General: no fever, no chills, not feeling poorly, not feeling tired, no recent weight gain and no recent weight loss

Respiratory: no shortness of breath, no cough, no orthopnea, no wheezing, no shortness of breath during exertion and no PND.

Cardiovascular: Denies chest pain, denies palpitations, denies swelling to B/L lower extremities

Vital Signs: BP 124/68 HR 77 RR 18 Temp 98.6 Pox 98% RA

Physical Exam:
Constitutional: Patient is well appearing, Alert and Oriented x3 answers questions appropriately. Skin is warm and dry.

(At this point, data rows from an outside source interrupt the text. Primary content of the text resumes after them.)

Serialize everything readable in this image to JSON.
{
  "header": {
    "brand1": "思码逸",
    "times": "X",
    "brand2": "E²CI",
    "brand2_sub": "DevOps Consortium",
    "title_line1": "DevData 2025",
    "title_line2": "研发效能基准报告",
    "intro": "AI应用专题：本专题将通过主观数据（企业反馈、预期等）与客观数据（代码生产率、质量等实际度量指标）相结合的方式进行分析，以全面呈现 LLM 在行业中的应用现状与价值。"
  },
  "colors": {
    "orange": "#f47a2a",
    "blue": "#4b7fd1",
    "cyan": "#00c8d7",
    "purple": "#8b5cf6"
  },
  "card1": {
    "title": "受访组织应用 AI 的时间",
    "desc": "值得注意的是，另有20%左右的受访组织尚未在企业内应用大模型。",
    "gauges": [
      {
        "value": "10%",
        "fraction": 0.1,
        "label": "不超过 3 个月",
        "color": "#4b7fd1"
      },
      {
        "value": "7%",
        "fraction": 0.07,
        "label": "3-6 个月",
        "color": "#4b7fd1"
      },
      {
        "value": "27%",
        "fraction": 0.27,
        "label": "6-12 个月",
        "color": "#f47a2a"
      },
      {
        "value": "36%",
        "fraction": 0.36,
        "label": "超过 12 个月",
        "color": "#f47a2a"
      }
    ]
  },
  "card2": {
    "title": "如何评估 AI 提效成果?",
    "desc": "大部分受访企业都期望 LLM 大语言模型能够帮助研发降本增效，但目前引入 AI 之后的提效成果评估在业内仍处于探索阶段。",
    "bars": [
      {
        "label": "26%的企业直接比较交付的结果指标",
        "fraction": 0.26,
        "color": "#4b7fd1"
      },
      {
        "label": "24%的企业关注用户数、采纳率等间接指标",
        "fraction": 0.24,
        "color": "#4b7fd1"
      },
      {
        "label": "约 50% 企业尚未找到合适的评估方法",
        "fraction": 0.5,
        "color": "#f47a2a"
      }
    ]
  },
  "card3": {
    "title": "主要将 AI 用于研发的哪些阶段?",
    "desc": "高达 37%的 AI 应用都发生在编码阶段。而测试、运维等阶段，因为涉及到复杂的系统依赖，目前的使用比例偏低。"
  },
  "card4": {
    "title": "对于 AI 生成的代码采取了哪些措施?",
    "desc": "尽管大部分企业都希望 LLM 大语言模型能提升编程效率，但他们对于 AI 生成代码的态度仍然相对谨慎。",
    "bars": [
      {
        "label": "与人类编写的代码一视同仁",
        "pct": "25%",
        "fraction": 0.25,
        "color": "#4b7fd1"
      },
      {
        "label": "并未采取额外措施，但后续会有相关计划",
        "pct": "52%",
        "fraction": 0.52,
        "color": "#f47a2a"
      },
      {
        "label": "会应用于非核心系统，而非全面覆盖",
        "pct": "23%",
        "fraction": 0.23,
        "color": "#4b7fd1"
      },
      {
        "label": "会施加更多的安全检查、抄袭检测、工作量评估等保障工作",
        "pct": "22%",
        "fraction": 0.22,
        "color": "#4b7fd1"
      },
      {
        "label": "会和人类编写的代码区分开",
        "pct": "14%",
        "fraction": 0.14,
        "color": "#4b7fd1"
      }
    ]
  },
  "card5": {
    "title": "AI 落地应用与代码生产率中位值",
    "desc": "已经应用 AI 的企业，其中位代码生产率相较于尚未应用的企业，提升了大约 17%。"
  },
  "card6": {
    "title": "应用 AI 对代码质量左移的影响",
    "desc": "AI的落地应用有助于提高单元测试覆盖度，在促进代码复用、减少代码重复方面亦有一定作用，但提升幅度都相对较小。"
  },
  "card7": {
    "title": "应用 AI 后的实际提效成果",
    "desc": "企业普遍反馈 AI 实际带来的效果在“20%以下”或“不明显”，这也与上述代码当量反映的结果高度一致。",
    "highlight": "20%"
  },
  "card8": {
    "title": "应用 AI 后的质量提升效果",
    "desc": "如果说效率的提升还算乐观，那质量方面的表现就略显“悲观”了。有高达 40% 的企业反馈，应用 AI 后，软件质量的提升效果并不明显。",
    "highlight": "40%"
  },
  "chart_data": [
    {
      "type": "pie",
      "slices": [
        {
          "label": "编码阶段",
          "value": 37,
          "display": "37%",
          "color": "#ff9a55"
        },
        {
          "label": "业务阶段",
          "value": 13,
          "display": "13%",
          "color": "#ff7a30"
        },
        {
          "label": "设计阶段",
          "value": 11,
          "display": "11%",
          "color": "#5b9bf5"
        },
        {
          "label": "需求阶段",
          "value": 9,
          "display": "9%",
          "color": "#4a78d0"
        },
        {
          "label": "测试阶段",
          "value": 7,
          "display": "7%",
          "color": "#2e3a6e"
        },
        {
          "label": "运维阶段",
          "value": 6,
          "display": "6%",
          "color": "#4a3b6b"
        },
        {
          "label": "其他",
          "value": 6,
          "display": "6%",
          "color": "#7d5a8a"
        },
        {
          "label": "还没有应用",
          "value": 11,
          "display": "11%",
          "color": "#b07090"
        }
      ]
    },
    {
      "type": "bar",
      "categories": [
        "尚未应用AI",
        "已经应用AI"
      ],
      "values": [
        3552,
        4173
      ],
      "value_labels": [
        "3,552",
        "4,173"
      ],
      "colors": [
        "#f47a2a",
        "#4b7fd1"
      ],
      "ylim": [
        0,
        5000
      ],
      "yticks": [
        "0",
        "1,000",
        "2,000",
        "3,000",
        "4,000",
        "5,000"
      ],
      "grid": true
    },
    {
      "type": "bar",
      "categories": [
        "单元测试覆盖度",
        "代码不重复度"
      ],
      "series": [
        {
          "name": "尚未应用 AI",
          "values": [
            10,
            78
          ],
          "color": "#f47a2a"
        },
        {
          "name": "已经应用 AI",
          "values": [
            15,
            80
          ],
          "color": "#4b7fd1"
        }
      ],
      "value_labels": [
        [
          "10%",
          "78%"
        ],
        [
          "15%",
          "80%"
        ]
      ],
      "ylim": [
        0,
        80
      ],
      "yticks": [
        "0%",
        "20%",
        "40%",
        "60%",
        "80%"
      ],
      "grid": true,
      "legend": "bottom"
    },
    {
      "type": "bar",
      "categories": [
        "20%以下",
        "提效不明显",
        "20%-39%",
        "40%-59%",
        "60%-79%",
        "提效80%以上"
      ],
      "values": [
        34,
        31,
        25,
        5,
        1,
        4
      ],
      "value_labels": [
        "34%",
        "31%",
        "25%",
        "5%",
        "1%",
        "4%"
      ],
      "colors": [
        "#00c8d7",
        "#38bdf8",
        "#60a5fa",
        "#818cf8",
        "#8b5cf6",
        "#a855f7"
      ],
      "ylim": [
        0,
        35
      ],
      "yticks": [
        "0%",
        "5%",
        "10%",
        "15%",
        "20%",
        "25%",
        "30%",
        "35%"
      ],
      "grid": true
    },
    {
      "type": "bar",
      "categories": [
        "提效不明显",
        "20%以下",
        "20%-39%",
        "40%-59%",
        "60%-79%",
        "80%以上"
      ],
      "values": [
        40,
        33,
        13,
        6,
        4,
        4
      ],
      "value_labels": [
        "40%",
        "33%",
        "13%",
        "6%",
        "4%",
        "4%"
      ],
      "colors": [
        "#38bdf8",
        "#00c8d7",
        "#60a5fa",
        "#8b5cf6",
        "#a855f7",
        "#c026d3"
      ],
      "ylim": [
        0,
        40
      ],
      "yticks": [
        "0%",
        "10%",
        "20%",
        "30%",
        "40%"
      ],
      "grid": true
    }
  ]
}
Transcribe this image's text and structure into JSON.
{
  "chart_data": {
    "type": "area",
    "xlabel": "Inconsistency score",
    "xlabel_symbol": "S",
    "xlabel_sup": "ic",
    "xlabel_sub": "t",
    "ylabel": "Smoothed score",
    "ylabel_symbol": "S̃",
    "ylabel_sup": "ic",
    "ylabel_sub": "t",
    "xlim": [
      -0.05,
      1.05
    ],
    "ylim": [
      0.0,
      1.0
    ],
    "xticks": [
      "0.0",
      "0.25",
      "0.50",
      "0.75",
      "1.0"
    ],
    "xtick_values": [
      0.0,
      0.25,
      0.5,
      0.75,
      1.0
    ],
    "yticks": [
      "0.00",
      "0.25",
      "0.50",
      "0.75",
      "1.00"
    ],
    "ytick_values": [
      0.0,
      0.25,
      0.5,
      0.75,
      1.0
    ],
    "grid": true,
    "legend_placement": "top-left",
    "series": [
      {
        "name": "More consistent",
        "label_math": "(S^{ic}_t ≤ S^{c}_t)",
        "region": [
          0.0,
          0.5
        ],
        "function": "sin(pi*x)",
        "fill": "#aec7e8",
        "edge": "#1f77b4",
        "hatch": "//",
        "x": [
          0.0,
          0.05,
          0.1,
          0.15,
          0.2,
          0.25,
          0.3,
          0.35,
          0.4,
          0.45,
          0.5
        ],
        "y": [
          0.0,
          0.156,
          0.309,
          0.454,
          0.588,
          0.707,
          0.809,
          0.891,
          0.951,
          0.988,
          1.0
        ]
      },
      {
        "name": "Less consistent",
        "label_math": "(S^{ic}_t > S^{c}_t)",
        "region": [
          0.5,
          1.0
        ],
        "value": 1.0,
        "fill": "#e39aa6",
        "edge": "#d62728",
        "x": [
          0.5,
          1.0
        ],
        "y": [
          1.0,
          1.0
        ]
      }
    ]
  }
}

Cardiovascular: regular rate and rhythm, S1 and S2 identified with no rubs, murmurs, or gallops. No S3 or S4 noted. No clubbing or cyanosis noted to extremities. Bilateral lower extremities without edema. Pedal pulses strong and equal bilaterally.

Respiratory: Lungs clear to auscultation bilaterally no wheezing, Rhonchi, crackles, or rales noted

Assessment/Plan: After assessing the patient and performing an EKG a diagnosis of anxiety was made. Patient was told to follow up with her cardiologist and was given a referral to see a psychiatrist.